Pulverised signs is a multi-layered installation work by Erika Scott that provides an outcome for durational studio exercises documented via collaborative forms of dialogue and bodily interaction performed against experimental ‘back-drop’ settings. This project attempted to explore the potential of ‘action’ within forms of installation to further explore meaningful instabilities between material, site and viewer.

This project has been assisted by the Australian Government through the Australia Council, its arts funding and advisory body and supported by MAAP.


Gallery 2 – Several Shots of Cosmos

HANNAH GATLAND

LEVEL Artist-in-Residence

Hannah Gatland Soda Pop Pop (detail), 2011. Image courtesy the artist.

About the exhibition

It takes a period of time to familiarise oneself with the frantic energy that is a vital makeup of any newly encountered large city. In time one is able to derive that the city is composed of numerous micro cities and boroughs within its self. These singled out microorganisms are small-scale neighbourhoods that can be diverse buzzing mini metropolises for sub-cultures to create and thrive within. Nature itself has complex sub universes and systems of it’s own making. A tiny fragile snowflake is so perfect in it’s unique symmetric pattern. The natural occurring pattern that makes up the flake is never repeated making every snowflake its own individual cosmos. When this snowflake is combined with a whole cloud of other flakes it has the ability to wreak havoc by shutting down international airports and cities. It is this act of distinguishing small sections from the chaos and unpredictably of our macro universe to create personal microscopic sanctuaries that is curious to me.

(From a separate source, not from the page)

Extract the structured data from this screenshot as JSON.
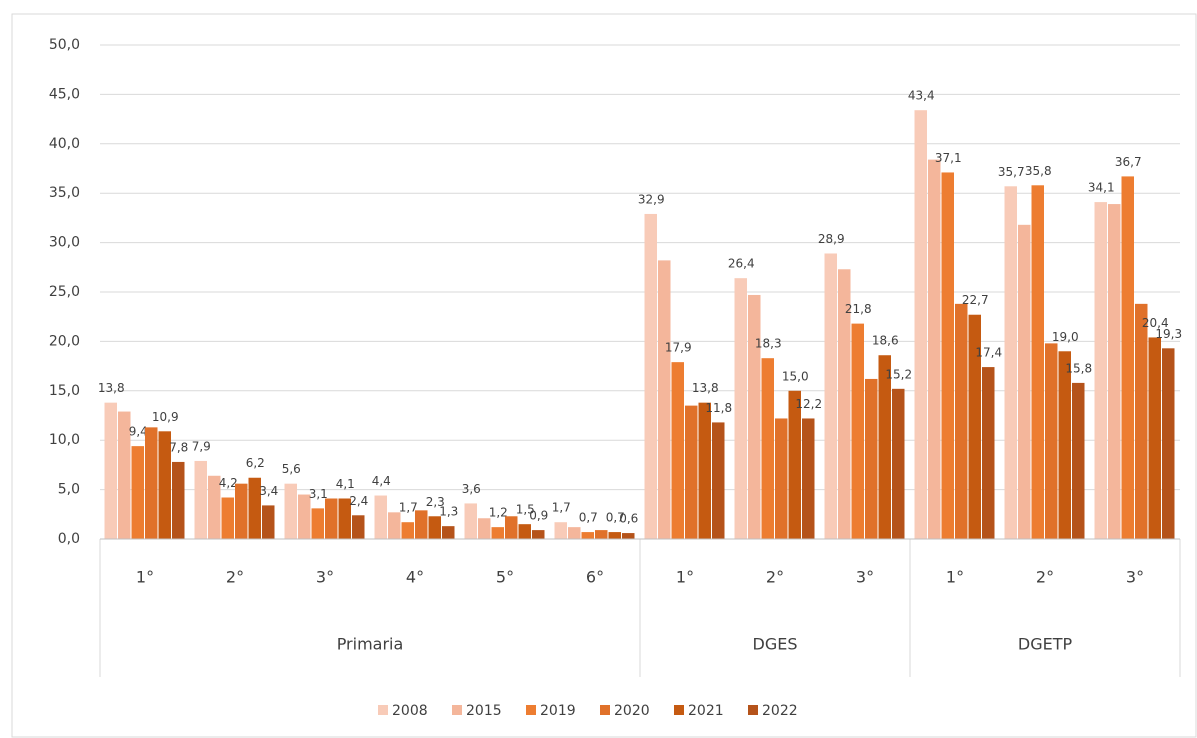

This project has been assisted by the Australian Government through the Australia Council, its arts funding and advisory body.


Gallery 3 – Object Relations

Curated by Rachael Haynes

CAMLAB

SIMONE EISLER

CHANTAL FRASER

MICHELLE KNOWLES

ALICE LANG

CamLab Studies for durational performances (Coyote Mountain), 2009. Image courtesy the artists.

About the exhibition

Taking as a starting point Lygia Clark’s conceptualisation of Relational Objects and Ann Hamilton’s ‘Body Objects’, this exhibition explores the transformative potential of the subject’s engagement with objects. The exhibition explores a range of approaches to subject-object relations; including the artist’s body in relation to constructed objects and the space between bodies that is activated in collaborative performances. In the exhibition these engagements are presented through the modality of the photographic image – both as documentation of performances and as staged photographs.